The Medicines and Healthcare products Regulatory Agency (MHRA) has granted authorisation to a ‘world-first’ gene therapy that aims to cure sickle cell disease (SCD) and transfusion-dependent beta-thalassaemia (TDT) in patients aged 12 and over.
Vertex Pharmaceuticals and CRISPR Therapeutics’ Casgevy (exagamglogene autotemcel) is now the first licensed treatment that uses the gene-editing tool CRISPR, for which its inventors were awarded the Nobel Prize in 2020.
SCD and beta-thalassaemia are both genetic conditions caused by errors in the genes for haemoglobin, which is used by red blood cells to carry oxygen around the body.
For those with SCD, this genetic error can lead to attacks of very severe pain known as vaso-occlusive crises (VOCs), serious and life-threatening infections and anaemia, while in beta-thalassaemia, it can lead to severe anaemia, and patients often require regular blood transfusions throughout their lives.
Casgevy, which is designed to work by editing the faulty gene in a patient’s bone marrow stem cells so that the body produces functioning haemoglobin, has been specifically authorised for use in SCD patients with recurrent VOCs or those with TDT for whom a human leukocyte antigen matched related haematopoietic stem cell donor is not available.
The UK regulator’s decision was supported by two global clinical trials of Casgevy in SCD and TDT, which met their respective primary outcomes of becoming free from severe VOCs or transfusion independent for at least 12 consecutive months.
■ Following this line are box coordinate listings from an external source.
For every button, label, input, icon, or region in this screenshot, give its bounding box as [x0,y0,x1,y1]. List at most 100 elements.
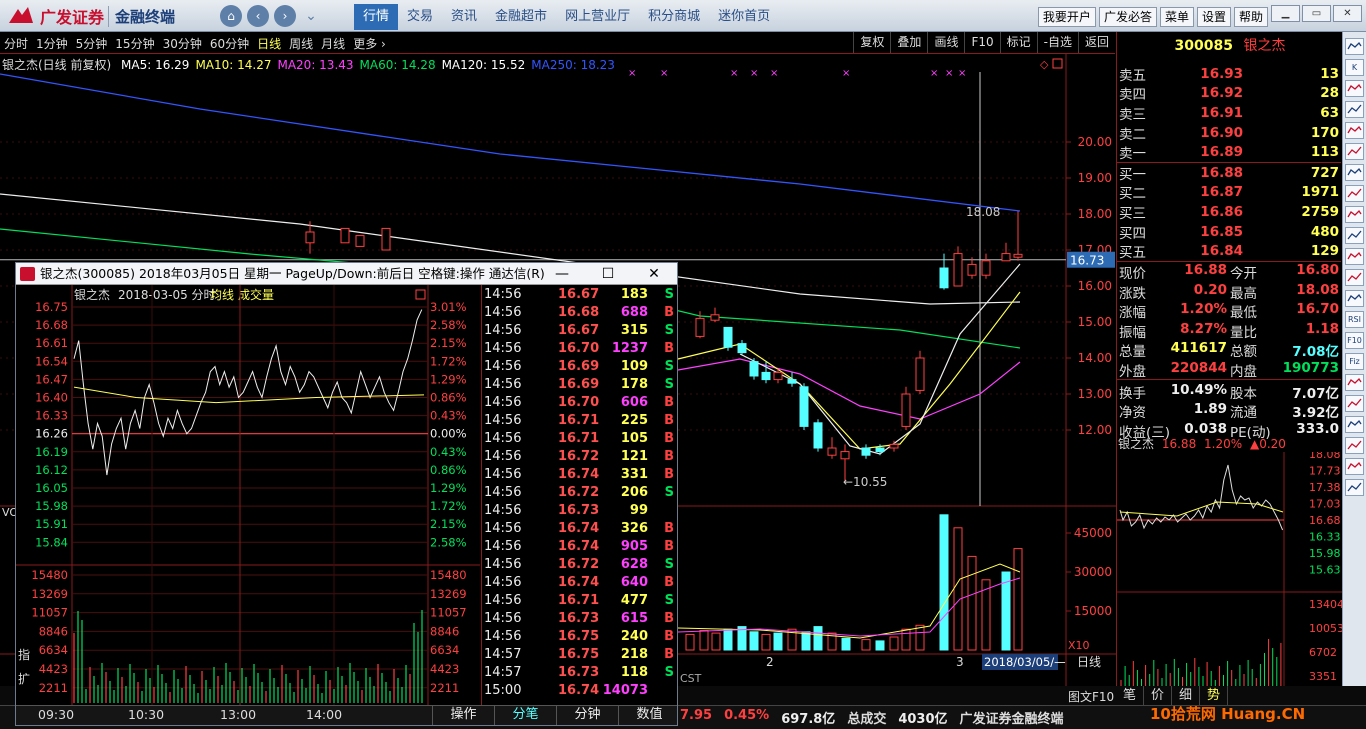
tool-button-6[interactable]: 返回 [1077,32,1115,53]
forward-icon[interactable]: › [274,5,296,27]
chart15-icon[interactable] [1345,458,1364,475]
trade-price: 16.69 [558,359,600,374]
trade-side: S [664,359,674,374]
chart14-icon[interactable] [1345,437,1364,454]
top-button-1[interactable]: 广发必答 [1098,7,1157,27]
order-volume: 170 [1310,124,1339,141]
chart2-icon[interactable] [1345,122,1364,139]
ma-legend: 银之杰(日线 前复权) MA5: 16.29 MA10: 14.27 MA20: 1… [2,56,615,73]
mini-intraday-chart[interactable]: 18.08 17.73 17.38 17.03 16.68 16.33 15.98 15.63… [1117,452,1343,686]
chart16-icon[interactable] [1345,479,1364,496]
chart7-icon[interactable] [1345,227,1364,244]
period-tab-7[interactable]: 周线 [289,35,313,52]
trade-row: 14:56 16.72 206 S [482,485,678,503]
quote-tab-0[interactable]: 笔 [1116,686,1144,706]
RSI-icon[interactable]: RSI [1345,311,1364,328]
menu-3[interactable]: 金融超市 [486,4,556,30]
tool-button-2[interactable]: 画线 [927,32,964,53]
popup-tab-3[interactable]: 数值 [618,705,680,725]
chart3-icon[interactable] [1345,143,1364,160]
stat-label: 外盘 [1119,364,1146,380]
chart1-icon[interactable] [1345,101,1364,118]
tool-button-0[interactable]: 复权 [853,32,890,53]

Julian Beach, interim executive director of healthcare quality and access at the MHRA, said: “Both SCD and beta-thalassaemia are painful, life-long conditions that in some cases can be fatal. To date, a bone marrow transplant – which must come from a closely matched donor and carries a risk of rejection – has been the only permanent treatment option.”
Beach added that the MHRA will “continue to closely monitor the safety and effectiveness of Casgevy” through real-world safety data and post-authorisation safety studies.
Casgevy is the first treatment to emerge from Vertex and CRISPR Therapeutics’ strategic partnership, which was originally announced in 2015. Vertex now leads the global development, manufacturing and commercialisation of Casgevy and splits programme costs and profits worldwide with CRISPR.
The companies have welcomed the MHRA’s decision, with Samarth Kulkarni, chairman and chief executive officer of CRISPR Therapeutics, stating: “I hope this represents the first of many applications of this Nobel Prize winning technology to benefit eligible patients with serious diseases.”